The path to solving complex social problems such as childhood hunger or the high school dropout crisis is not an easy one. And while influence is one of the most powerful tools available to us, we don’t see many organizations applying it intentionally. Jeff Bradach's recent article, "Transformative Scale: The Future of Growing What Works," articulates a variety of strategies for solving large-scale problems, including recruiting and training other organizations, and changing public systems. Not surprisingly, influencing people underpins most of these approaches, highlighting the importance of intentional influence in transformational strategy.
Intentional influence involves committing to a more holistic approach—seeing the big picture, transcending silos between related issue areas, and persuading expanding groups of stakeholders to see the connection between the problem we seek to solve and their own values and priorities. Often, widening our circle requires that we let go of ownership, credit, preconceived ideas, and “business as usual.” It also requires that we empathize with those we seek to influence and resist the temptation to assume that what moves us will move them.
In practice, intentional influence is a process. Leveraging influence with intentionality entails determining who can play a role in solving the problem and what actions we want them to take (do we want them to change their behavior? make a decision? commit resources?), as well as understanding their unique perspectives. In our work with nonprofits and foundations, we've identified a few questions that can help guide organizations through this process, and uncover the people, assets, and approaches that can bring about positive change.
1. Understanding stakeholders: Who can help solve this problem, and where do we begin?
It is helpful to begin with a comprehensive mapping of all who have a role—the interest and/or power—in solving the problem. Since very few problems exist in a vacuum, we find that it’s valuable to cast a wide net that includes both likely and unlikely groups. Recognizing the connections between these groups can provide an opportunity to see how those working on related issues can advocate for your work, and you for theirs.
At the same time, anyone working on social problems is all too aware that you can't tackle everything at once. Also, most people want assurance that an effort is worthwhile and feasible before they jump on board. When prioritizing stakeholders to approach, consider starting with:
- Individuals who can help you achieve early wins to prove that the work is worthwhile,
- Individuals who can influence a significant number of people, and/or
- Individuals who can influence people who are essential to progress.
2. Understanding assets: What can we leverage to move others to act?
Once an organization understands its universe of stakeholders, it should evaluate and map its own assets—things it has, does, and knows. Relationships, credibility, knowledge, stories, and data are just a few of the tools we can use to influence others’ behavior and decisions. Often, it requires that we use many assets at once. To wring every ounce of value out of intentional influence efforts, examine all of the assets at your disposal, determine how to maximize them, and address any gaps.
3. Identifying desired actions: What action do we want others to take?

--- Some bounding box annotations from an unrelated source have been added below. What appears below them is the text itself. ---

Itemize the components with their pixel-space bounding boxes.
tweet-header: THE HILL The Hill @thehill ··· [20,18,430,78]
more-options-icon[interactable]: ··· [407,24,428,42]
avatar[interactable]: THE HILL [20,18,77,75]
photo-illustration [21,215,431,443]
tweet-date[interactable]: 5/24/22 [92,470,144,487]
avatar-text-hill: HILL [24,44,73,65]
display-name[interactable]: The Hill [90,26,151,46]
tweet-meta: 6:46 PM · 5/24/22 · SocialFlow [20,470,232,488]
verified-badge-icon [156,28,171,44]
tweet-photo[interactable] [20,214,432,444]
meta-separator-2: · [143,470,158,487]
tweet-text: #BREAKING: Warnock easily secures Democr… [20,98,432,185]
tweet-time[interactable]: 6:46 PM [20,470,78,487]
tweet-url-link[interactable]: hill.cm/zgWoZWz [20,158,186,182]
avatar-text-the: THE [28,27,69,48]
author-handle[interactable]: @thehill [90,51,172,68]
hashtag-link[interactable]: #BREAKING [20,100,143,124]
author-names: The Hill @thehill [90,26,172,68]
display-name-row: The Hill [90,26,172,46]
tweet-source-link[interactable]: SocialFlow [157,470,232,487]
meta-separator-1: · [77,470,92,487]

To solve a problem at the magnitude it exists, we often need to pursue change at three levels: personal, organizational, and systemic. Every level starts with people, so it’s important to determine the most important behaviors or actions we want different groups to take.
An individual may act to change their own behavior (a student may attend school, for example), an organization’s policies or procedures (a hospital administrator may adapt an internal process), or an entire public system (a congress member may vote for a policy change). The bigger challenge is uncovering why someone isn’t taking the action we want them to take.
4. Understanding barriers: What stands in the way of people taking the action we desire?
While identifying desired actions is fundamental to intentional influence, empathizing with and understanding stakeholders’ beliefs and the context in which they operate is equally—if not more—valuable. The work of identifying and overcoming barriers begins with putting ourselves in their shoes, developing hypotheses about why they aren’t taking the action, and testing what works. The book Influencer: The Power to Change Anything asserts that for people to engage in a behavior, they have to believe that it is worth it and that they can do it. This framework provides a starting point for thinking about what the barrier to action might be—a lack of motivation or ability—and how to overcome it.
5. Designing an approach: How do we move people to take the action we desire?
Once we understand what’s missing from the motivation-ability equation, then it’s time to select and test an approach to overcome that barrier. To overcome a lack of motivation, organizations might consider making the action more relevant by reframing it, leveraging existing influencers (such as peers), or changing incentives or disincentives. To overcome a lack of ability, organizations might enable action through tools and/or training, or by changing the physical environment and/or available choices for engaging in the desired behavior. Social scientist BJ Fogg asserts that a trigger—a cue that tells people to take the action now—is also important for moving someone to action. When designing an approach it can be helpful to evaluate the relevancy of a trigger to moving a particular group to action.
While these questions are simple, we recognize that answering them can be complex and may require specialized expertise, ranging from behavioral economics to advocacy. But as we seek to solve large-scale problems, we have to remember that ultimately social change requires that we influence the behaviors and decisions of many people. We will only be successful if we can clearly articulate the actions we need people to take, and intentionally design approaches that motivate and enable them to move.